Why are BirthYear and DeathYear in NameTable?

#1 · 2022-08-07, 5:09 pm

Why does NameTable have BirthYear and DeathYear attributes since they doesn't have anything to do with person's names? And even if a person has several names (say, several different given name variations), the BirthYear and DeathYear are identical for every name.

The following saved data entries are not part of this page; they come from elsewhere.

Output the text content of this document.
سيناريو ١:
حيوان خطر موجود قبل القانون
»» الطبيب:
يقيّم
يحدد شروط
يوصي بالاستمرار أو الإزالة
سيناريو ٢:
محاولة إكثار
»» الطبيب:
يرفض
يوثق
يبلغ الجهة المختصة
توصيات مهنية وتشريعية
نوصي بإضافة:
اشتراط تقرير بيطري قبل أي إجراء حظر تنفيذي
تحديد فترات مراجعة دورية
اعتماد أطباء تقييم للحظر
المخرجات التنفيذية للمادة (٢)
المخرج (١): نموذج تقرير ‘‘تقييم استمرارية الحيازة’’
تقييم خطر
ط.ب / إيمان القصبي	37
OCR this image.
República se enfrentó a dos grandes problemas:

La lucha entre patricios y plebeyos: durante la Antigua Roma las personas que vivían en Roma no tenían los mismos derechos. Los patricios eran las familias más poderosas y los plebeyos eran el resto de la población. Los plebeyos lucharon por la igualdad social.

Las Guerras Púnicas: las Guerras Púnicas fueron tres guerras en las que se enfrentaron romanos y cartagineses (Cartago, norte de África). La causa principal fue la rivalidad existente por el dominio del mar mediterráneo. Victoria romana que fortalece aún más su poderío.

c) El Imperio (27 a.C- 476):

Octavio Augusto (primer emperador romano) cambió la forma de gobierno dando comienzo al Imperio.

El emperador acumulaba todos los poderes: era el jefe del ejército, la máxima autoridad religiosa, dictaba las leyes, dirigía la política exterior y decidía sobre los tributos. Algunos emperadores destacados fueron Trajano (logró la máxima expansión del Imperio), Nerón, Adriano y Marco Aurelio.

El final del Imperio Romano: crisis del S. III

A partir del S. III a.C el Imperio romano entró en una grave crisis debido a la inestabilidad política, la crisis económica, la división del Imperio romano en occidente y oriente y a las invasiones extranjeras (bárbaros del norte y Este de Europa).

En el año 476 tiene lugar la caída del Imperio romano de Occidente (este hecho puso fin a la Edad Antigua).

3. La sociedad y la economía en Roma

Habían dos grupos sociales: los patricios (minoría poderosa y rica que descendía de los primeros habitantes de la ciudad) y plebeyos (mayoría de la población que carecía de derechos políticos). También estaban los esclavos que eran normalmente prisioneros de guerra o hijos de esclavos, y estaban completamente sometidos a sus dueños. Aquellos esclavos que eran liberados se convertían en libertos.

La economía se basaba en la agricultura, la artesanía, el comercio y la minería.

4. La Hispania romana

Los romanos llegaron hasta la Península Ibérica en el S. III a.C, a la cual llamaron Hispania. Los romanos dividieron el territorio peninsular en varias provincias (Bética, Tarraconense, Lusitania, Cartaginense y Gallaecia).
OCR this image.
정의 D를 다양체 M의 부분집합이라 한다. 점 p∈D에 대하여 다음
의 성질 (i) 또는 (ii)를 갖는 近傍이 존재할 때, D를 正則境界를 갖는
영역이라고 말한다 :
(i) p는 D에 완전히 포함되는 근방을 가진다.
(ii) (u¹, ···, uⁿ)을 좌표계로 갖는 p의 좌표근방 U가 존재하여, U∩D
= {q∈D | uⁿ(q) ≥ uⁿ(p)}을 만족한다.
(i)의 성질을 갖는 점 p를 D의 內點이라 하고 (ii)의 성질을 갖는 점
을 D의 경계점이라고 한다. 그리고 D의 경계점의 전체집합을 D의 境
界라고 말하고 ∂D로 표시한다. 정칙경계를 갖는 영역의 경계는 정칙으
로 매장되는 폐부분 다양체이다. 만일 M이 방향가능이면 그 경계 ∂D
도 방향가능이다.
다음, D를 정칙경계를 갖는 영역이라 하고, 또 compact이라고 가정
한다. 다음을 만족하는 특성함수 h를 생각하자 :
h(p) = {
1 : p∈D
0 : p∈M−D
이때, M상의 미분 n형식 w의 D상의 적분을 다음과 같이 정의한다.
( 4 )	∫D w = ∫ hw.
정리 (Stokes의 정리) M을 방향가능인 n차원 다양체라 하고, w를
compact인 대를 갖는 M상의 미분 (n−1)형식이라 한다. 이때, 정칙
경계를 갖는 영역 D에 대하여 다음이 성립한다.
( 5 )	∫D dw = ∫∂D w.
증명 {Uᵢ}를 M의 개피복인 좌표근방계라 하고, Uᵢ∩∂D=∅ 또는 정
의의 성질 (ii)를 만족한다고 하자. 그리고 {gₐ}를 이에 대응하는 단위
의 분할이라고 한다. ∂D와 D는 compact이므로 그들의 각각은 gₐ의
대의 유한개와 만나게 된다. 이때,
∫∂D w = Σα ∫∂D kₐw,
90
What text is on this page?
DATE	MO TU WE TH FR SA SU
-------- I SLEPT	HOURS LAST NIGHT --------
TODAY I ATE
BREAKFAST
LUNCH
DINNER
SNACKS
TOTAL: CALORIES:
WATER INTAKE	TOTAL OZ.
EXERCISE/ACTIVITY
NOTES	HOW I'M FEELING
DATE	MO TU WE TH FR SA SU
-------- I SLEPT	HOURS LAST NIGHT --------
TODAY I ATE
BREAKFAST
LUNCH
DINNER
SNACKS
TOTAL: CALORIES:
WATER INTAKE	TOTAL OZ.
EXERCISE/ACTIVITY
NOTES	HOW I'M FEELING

And the rows selected by the query

SELECT OwnerID, count(*) as total_names from NameTable group by OwnerID having total_names > 1 order by OwnerID;

are the same as when you group by OwnerID, BirthYear, DeathYear:

SELECT OwnerID, BirthYear,DeathYear, count(*) as tuple_total from NameTable group by OwnerID, BirthYear, DeathYear having tuple_total > 1

So joining these queries and selecting results from the join where total_names != tuple_total never returns anything:

select r1.OwnerID, total_names, r2.BirthYear, r2.DeathYear, tuple_total from (SELECT OwnerID, count(*) as total_names from NameTable group by OwnerID having total_names > 1) as r1
join
(SELECT OwnerID, BirthYear,DeathYear, count(*) as tuple_total from NameTable group by OwnerID, BirthYear, DeathYear having tuple_total > 1) as r2
on r1.OwnerID=r2.OwnerID
WHERE total_names!=tuple_total;

#2 · 2022-08-07, 10:01 pm

I believe that this is a structural holdover from the era of slower computers and different database engines intended to speed up the display of people index and other output functions where the Primary name and year of Birth and/or Death are required. That saves having to correlate the name from the NameTable with the much larger EventTable and finding the related Birth/Death events therein and extracting the year from the encoded date field, every time such output is needed. Thus those two fields in the NameTable are intermediate registers between the EventTable and outputs requiring name and YoB/YoD.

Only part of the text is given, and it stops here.